SUSAN DENTZER: So when we think about looking for proteins as biomarkers, which of those various types of proteins produced in different ways or not produced are we-- are we looking for?

LEE HARTWELL: Well I think primarily what we're looking for is the presence of proteins-- in the blood or other body fluids that are not normally there. Or present in more-- greater concentration than are normally there.

So-- that's not necessarily a result of just the fact that the cancer produces a certain kind of protein. But cancer cells are very different than normal cells in that-- they're dying more even though they're dividing. They're dying more and releasing their contents.

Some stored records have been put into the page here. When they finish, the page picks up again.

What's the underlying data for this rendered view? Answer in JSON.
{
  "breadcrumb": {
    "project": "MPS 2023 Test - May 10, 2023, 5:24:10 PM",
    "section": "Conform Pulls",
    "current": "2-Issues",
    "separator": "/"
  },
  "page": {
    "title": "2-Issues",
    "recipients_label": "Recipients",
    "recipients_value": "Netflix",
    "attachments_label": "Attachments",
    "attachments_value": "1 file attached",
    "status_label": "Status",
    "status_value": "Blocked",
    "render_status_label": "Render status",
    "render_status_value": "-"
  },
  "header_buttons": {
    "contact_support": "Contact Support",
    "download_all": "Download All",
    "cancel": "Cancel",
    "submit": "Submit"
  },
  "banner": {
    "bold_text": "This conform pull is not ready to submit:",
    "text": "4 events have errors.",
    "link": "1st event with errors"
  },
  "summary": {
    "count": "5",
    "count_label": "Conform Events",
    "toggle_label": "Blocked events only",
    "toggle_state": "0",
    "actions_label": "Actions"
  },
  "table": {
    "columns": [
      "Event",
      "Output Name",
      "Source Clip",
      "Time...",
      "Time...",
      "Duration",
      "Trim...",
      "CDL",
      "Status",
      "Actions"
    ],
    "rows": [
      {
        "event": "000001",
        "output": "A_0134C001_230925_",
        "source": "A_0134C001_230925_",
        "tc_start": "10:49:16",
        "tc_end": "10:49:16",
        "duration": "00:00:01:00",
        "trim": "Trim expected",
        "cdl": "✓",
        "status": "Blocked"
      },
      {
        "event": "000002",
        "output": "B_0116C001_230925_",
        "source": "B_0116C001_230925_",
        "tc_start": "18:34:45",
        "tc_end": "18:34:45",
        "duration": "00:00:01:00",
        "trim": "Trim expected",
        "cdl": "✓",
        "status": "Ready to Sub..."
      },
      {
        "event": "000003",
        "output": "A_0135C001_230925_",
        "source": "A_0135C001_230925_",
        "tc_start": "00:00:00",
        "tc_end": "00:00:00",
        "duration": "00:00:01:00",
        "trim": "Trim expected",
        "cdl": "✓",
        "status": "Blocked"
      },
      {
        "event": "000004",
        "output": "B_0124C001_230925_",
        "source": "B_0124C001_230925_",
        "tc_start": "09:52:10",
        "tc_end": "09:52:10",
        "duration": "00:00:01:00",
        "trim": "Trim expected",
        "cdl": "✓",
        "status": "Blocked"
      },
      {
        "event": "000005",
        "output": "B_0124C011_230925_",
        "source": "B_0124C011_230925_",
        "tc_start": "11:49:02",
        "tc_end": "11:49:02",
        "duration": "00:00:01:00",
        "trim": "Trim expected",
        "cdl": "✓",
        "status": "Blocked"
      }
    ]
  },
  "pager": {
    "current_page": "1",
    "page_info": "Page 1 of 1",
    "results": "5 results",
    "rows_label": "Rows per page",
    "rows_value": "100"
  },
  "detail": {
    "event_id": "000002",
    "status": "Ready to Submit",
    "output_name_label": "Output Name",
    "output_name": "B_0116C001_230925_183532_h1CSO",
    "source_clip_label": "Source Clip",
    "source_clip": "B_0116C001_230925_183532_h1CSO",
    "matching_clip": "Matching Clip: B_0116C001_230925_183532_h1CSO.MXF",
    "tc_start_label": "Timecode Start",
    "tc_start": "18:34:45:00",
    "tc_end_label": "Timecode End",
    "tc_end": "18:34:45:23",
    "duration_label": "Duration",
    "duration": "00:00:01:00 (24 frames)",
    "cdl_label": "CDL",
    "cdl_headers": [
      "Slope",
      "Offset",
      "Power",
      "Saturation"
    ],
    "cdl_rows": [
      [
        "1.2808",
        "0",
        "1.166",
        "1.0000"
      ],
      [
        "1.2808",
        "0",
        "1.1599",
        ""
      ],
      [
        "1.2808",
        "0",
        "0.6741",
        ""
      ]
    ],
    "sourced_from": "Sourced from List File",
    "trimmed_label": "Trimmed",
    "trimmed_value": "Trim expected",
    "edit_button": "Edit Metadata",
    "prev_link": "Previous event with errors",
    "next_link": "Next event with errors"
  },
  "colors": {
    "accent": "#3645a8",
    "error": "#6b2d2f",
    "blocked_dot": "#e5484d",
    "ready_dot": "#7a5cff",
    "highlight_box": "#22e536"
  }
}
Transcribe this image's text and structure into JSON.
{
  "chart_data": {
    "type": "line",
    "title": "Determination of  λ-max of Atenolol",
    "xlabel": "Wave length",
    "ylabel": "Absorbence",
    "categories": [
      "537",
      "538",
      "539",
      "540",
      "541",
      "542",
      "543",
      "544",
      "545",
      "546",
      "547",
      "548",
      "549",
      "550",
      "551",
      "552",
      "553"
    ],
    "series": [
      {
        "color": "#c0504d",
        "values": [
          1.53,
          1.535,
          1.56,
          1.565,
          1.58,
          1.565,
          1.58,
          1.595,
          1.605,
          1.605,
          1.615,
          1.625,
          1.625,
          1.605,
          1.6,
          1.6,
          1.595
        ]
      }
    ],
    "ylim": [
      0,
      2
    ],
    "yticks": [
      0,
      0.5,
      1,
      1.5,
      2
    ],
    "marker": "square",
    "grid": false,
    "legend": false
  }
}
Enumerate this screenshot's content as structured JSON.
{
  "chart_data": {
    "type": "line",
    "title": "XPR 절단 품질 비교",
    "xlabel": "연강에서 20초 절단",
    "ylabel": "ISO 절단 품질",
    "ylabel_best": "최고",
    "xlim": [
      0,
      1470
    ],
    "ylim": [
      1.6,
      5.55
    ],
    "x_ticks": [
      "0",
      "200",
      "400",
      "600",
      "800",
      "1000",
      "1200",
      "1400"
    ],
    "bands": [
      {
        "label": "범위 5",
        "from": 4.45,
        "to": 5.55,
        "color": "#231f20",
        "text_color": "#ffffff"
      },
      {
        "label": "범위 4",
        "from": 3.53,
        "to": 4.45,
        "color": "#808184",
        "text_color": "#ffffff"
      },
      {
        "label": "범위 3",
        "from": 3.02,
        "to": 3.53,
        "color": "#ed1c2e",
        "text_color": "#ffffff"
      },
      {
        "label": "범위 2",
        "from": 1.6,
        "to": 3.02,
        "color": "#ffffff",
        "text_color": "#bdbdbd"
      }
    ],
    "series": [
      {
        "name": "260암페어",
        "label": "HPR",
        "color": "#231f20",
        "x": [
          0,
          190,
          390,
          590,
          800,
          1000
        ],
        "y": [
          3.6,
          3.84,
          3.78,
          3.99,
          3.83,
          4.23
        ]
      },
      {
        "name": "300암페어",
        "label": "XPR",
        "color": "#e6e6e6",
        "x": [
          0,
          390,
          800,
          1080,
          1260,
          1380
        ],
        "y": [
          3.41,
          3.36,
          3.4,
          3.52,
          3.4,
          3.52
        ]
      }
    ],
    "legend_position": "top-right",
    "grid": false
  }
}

They have a blood supply that's leaky. The blood vessels are leaky and proteins get out that don't normally get out. There are enzymes that chew proteins into funny pieces. And then there are the mutations that occur that make proteins different than normal. So all of those are possibilities for-- for biomarkers.

SUSAN DENTZER: It sounds like we're talking about a-- a practically infinite number of biomarkers.

LEE HARTWELL: Yeah the-- the-- the human genome-- encodes about 25,000 genes. And so each of our cells has the capability of producing these 25,000 different genes. Which you would think might each produce one protein.

But in fact there's ways of rearranging the information in the gene normally so that the typical gene actually produces several different varieties of that protein. And you know, probably ten to 100 different varieties.

And then there are modifications that occur to the protein to change it's activity later. So in fact it's-- it's-- there are-- there are tens to hundreds of different forms of each of the 25,000 different proteins. So there is a tremendous amount of-- different-- functional-- entities that are produced by cells-- that could provide diagnostic information.

SUSAN DENTZER: So does that-- all that add up to tens of thousands of potential biomarkers? Or even more?

LEE HARTWELL: Oh yeah I think tens of thousands at least. And-- and very possibly more. The problem is that the methods for discovering biomarkers have not been effective. And so we have a very small number of protein biomarkers that are actually used for diagnostic purposes.

We think that's gonna change dramatically over the next-- decade. Because-- first we have this catalogue of information from the human genome as to what could be produced. And that's-- that's important. We also have all this functional information about cancer and other diseases. So we know what proteins to look for as an informative.

And then thirdly, the instrumentation that's needed to look for these proteins has become much more sophisticated and functional in the last few years. So-- we're just beginning to be at the process where we can start-- finding these thousands of pieces of information. So at the present time it's a little hard to project-- how much information is there. But I think it's likely to be enormous.